Tricky. But she has time to practice, and frankly, this is easier than learning to draw. If she varies the characteristics of the object, will that affect how difficult it is to hold onto?

Permalink
Yes. The metaphor breaks down a little here: the simpler an object, the less likely it is to 'catch' on the magic (or 'squeeze' with volume or 'drag' with mass or material complexity), the easier it is to hold onto when she's applying the final twist.

If she works at it, she can get a simple object to last for a whole hour, maybe even two. The secret of permanency is not yet obvious.
Permalink
Well, of course not. Cass and Anna have had the flowers for how long and Anna can't do it? It's not going to be that easy. That's fine. She's an artist. She knows that beautiful things take time.
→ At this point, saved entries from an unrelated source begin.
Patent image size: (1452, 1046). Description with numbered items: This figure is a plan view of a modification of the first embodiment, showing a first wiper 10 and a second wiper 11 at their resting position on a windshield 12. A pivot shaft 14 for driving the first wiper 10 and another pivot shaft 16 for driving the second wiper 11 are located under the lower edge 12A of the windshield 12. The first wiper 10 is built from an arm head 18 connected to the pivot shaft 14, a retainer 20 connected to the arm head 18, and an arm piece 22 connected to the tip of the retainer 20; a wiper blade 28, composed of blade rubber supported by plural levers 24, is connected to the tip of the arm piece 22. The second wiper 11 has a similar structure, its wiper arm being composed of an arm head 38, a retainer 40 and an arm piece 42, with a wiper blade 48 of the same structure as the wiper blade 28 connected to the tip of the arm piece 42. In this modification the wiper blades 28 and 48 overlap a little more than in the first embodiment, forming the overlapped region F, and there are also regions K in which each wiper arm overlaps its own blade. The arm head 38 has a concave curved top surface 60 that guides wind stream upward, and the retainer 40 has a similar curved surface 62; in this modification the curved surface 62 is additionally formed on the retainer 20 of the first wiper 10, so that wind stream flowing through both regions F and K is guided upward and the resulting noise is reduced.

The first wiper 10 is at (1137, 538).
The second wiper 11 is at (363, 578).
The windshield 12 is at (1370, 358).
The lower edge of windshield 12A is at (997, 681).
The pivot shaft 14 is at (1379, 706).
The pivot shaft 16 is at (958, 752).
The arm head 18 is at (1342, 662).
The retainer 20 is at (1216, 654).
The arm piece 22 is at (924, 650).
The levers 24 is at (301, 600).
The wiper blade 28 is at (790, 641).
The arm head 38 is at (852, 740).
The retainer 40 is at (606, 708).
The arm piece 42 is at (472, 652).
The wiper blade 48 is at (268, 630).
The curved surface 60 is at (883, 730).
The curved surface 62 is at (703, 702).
Once she gets it up to an hour she works on getting progressively more complex objects to last that long.
Permalink

It's tricky, and it stays tricky, but the 'strength' and 'dexterity' of her mental grip are improving, and the 'size' of the aperture in the magic might be growing a bit too.

Permalink
Excellent.

And by this point it is time to get to bed. She evaluates her current pain level, determines that she can probably get to sleep like this, and doesn't bother taking out either of the flowers she's wearing for the night. In the morning she dresses in clothes calculated to hide the flowers, takes shameless advantage of the grace bonus her pink rose gives her in her art class, socializes with her sister and various acquaintances--

and shuts herself in their room again for more practice. This is the most interesting thing to happen to her for ages.

She doesn't really want to peel the black rose out of her system yet, and really, it's the one that seems to get the most good out of active practice. Twist twist twist how much more duration can she squeeze out of a glass marble before she goes back to scaling to greater complexity.